Ma l’identificazione con noi stessi è estremamente problematica proprio perché soggetta ad un processo di frammentazione e moltiplicazione, oltre ad essere strettamente dipendente anche dal riconoscimento intersoggettivo. Precisa Marramao, infatti, che «le persone con le quali ci associamo e le comunità nelle quali ci riconosciamo e a cui ci sentiamo appartenenti hanno una parte decisiva e costitutiva nel formare la nostra coscienza individuale e il nostro modo di vedere la realtà»32.
Per Sen la valorizzazione della dinamica identitaria non deve, tuttavia, portare alla sopravalutazione della stessa, ovvero a considerare come più importante il ruolo dell’identità sociale rispetto alla libera scelta del soggetto e alla razionalità che entra in gioco nel momento della decisione.

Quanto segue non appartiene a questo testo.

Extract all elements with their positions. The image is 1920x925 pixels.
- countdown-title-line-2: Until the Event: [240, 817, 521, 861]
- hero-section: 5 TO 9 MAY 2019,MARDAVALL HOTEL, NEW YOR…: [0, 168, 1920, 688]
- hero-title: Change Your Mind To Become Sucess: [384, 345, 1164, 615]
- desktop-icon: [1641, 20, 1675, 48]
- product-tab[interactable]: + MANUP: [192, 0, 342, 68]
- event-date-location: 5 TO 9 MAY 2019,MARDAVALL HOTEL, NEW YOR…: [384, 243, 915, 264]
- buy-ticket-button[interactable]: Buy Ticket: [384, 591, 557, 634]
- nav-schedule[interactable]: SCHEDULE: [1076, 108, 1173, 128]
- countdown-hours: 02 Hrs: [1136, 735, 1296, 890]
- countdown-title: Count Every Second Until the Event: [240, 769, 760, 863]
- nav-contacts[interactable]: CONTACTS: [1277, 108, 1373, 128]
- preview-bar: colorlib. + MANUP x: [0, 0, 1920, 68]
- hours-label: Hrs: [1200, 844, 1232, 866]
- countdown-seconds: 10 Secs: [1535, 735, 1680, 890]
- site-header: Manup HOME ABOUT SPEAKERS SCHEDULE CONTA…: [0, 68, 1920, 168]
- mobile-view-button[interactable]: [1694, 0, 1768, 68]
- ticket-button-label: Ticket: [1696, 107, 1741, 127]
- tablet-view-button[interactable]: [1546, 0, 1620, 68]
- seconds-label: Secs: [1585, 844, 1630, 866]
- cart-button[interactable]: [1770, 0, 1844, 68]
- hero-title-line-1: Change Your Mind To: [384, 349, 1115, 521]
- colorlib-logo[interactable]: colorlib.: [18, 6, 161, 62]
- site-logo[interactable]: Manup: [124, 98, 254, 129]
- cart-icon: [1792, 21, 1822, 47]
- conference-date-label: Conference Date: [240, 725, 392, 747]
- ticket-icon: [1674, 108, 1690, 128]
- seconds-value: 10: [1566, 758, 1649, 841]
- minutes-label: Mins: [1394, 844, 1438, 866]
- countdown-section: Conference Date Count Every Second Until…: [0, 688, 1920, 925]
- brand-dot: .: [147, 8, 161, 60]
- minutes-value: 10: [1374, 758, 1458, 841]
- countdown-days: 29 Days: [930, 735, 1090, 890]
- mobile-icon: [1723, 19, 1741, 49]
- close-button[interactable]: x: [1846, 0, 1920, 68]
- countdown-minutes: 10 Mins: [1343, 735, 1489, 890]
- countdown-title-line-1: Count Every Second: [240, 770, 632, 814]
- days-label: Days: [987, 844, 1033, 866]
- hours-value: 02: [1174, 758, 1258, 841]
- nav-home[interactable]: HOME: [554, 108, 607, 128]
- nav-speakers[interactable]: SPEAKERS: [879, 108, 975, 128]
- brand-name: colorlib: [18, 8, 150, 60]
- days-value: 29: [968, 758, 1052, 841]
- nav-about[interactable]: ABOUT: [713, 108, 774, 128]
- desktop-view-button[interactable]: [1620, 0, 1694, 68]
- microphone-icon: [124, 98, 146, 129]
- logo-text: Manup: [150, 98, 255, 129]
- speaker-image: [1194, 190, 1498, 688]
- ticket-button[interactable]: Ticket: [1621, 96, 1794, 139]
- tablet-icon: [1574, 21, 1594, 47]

Sen contesta il carattere determinante dell’identità collettiva perché metterebbe a rischio il principio di autonomia dell’individuo e, cosa ancora più grave, potrebbe negare la possibilità dell’esistenza di giudizi normativi interculturali. Su questo punto Marramao non è pienamente convinto dell’esigenza seniana che una pratica interculturale consenta di superare le posizioni contestualiste, ovvero che si possa veramente parlare di una ragione antecedente all’identità. Anche il sociologo Pizzorno ha dei dubbi su questo e rimane fortemente scettico sull’idea che la razionalità riesca a governare la pulsione identitaria e non ne sia invece schiava e dipendente.